Fue Jorge quien reconoció la situación cuando nos cercaron alrededor de las 8 de la noche. Esperaron a que se quedara usted en la sala de juntas, doctor, y los maricas de la policía estatal se esfumaron. Nos dejaron solos para que el escuadrón pudiera entrar por nosotros. Es un golpe. O salimos o nos quedamos aquí a resistir. ¿Ve aquellas sombras allá al fondo del pasillo?, pues son esos hijos de puta colocándose en posición, dijo. Yo confiaba por completo en Jorge. Él sería el último en traicionarme. Su madre y su padre lo habían criado como un hombre bueno, de ley.

Creo que debemos salir, dije, siempre hay que ir hacia delante. Organicemos un plan de salida, propuse. Sí, doctor, respondió él. Luego caí en la cuenta de que, por mi orden generada así, casi de forma automática, los iban a matar, y ni siquiera podían comunicarse con su familia para decir adiós. Yo también iba a morir y tampoco podía llamarle a Julieta, mi esposa, ni a mis hijos, Lourdes, Clara y Juan Pablo. Pensé, sentado en el suelo y protegiéndonos con la gran mesa ovalada del cuarto de juntas que habíamos ladeado, que ni el mismo Dios todopoderoso podía ayudarme. Perseguía la justicia, pero eso no me exentaba de pagar el precio de quien toma decisiones sobre la vida y la muerte. Nada en mi camino era abstracto sino concreto, carnal, y una vez realizado —como lo es siempre— irrevocable.

En una de las esquinas superiores de la sala de juntas se encontraba una televisión. Había permanecido encendida desde la tarde cuando hablé con mi análogo de los Estados Unidos y, luego, con un jurista español radicado en Bruselas. El volumen se encontraba en silencio y la pantalla era la única luz en el cuarto. Habíamos estado esperando el noticiero de las 8 en punto en el canal 20 para ver si había —o había habido— algún informe del gobierno de la República con respecto a la extradición del Fernando. Enterarse por TV, aunque no lo crean, es más fácil que por algún comunicado oficial. Pero no había habido ninguna mención hasta ese momento y ya pasaban de las 8:15. Entendí que no habría palabra sobre el caso que estaban a punto de resolver con nuestra muerte. Era mejor para ellos guardar silencio y echarle la culpa a los narcos que, con la bendición del propio gobierno federal, habían enviado a los hombres agazapados allá en los pasillos y en las oficinas de la primera sección. En esa espera angustiante, entonces, la única frase que se había escuchado con claridad era que debíamos intentar salir; es decir, mi orden.

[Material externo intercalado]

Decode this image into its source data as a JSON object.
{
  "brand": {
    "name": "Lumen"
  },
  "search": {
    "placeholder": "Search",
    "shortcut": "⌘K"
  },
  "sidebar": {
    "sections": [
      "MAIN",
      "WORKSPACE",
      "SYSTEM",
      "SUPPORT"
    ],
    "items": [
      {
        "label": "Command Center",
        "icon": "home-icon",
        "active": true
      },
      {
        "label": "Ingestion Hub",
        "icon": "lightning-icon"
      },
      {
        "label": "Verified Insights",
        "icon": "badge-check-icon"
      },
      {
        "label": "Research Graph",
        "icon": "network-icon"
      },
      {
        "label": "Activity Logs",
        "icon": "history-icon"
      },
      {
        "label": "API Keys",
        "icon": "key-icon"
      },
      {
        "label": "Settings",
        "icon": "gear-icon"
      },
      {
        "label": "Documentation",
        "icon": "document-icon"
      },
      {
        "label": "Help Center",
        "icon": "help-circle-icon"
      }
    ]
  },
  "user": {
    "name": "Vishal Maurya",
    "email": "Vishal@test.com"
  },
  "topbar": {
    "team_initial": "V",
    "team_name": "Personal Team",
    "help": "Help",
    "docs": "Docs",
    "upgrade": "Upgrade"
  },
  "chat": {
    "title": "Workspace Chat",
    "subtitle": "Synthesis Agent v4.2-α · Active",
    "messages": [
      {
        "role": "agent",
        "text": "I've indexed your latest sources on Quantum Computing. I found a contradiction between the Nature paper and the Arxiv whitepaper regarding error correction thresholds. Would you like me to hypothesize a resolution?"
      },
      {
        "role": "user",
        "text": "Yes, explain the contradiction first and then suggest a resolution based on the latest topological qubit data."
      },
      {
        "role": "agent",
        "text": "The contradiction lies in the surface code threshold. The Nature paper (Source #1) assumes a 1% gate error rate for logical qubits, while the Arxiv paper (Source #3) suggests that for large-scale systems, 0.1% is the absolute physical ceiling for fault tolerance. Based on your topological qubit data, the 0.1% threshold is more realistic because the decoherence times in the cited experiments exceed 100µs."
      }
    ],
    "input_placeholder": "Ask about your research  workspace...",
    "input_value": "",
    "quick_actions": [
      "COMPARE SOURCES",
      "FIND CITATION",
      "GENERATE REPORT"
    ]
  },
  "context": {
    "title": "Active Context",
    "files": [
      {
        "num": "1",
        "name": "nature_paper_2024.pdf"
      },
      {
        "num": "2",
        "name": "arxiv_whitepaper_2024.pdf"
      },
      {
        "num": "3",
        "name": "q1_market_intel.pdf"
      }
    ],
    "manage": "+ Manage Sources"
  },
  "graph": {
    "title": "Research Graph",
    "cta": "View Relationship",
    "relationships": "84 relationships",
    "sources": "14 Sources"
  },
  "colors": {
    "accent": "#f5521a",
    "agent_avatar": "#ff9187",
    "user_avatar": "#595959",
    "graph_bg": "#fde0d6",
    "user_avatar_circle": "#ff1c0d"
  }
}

¿Y no es eso lo que esperan que hagamos?, dijo Poncho Carrillo, quien vigilaba la puerta, hincado en el suelo y apuntando una M16. Le llamaban el Carriloncho, el Cara de choque y, claro, Alfonso. Quieren que salgamos por la puerta para darnos duro y fácil, y es lo que estamos a punto de hacer, dijo. Poncho era un hombre muy parecido a Jorge, me refiero a la actitud positiva y la buena crianza, el empuje y el respeto por sus compañeros de equipo, la fuerza del cuerpo y que iba más allá de los 40 años. La diferencia, la gran diferencia, era que Poncho siempre pensaba lo contrario de Jorge, aunque no lo hacía para polemizar ni mucho menos para insubordinarse. La suya era una reflexión seria, producto de una personalidad escrupulosa y callada. Ninguno de los apodos describía con precisión su forma de ser; es más, Alfonso era un hombre que no debía tener apodos y ser llamado por su nombre a secas. Pero parte de trabajar en una escolta, de responder a un anuncio de periódico que ofrece un trabajo muy peligroso, aunque bien remunerado, y de convivir largos días con hombres dicharacheros e irrespetuosos del lenguaje, pícaros y educados en los pueblos, ranchos y barrios bajo la tutela de la música de banda, los chistes vulgares y el machismo rampante, implicaba ‘aguantar vara’ y tolerar a los demás. Lo más curioso es que Alfonso parecía no reconocer la zafiedad de sus congéneres, y su raciocinio divergente era la manifestación de una lógica más profunda que era fascinante conocer. Vivía solo con un perro rottweiler, que cuidaba uno de sus primos cuando él estaba de guardia. ¿Pensaba Alfonso, en ese momento, en su perro rottweiler o en alguna persona cuyo nombre nunca había osado pronunciar delante de nosotros?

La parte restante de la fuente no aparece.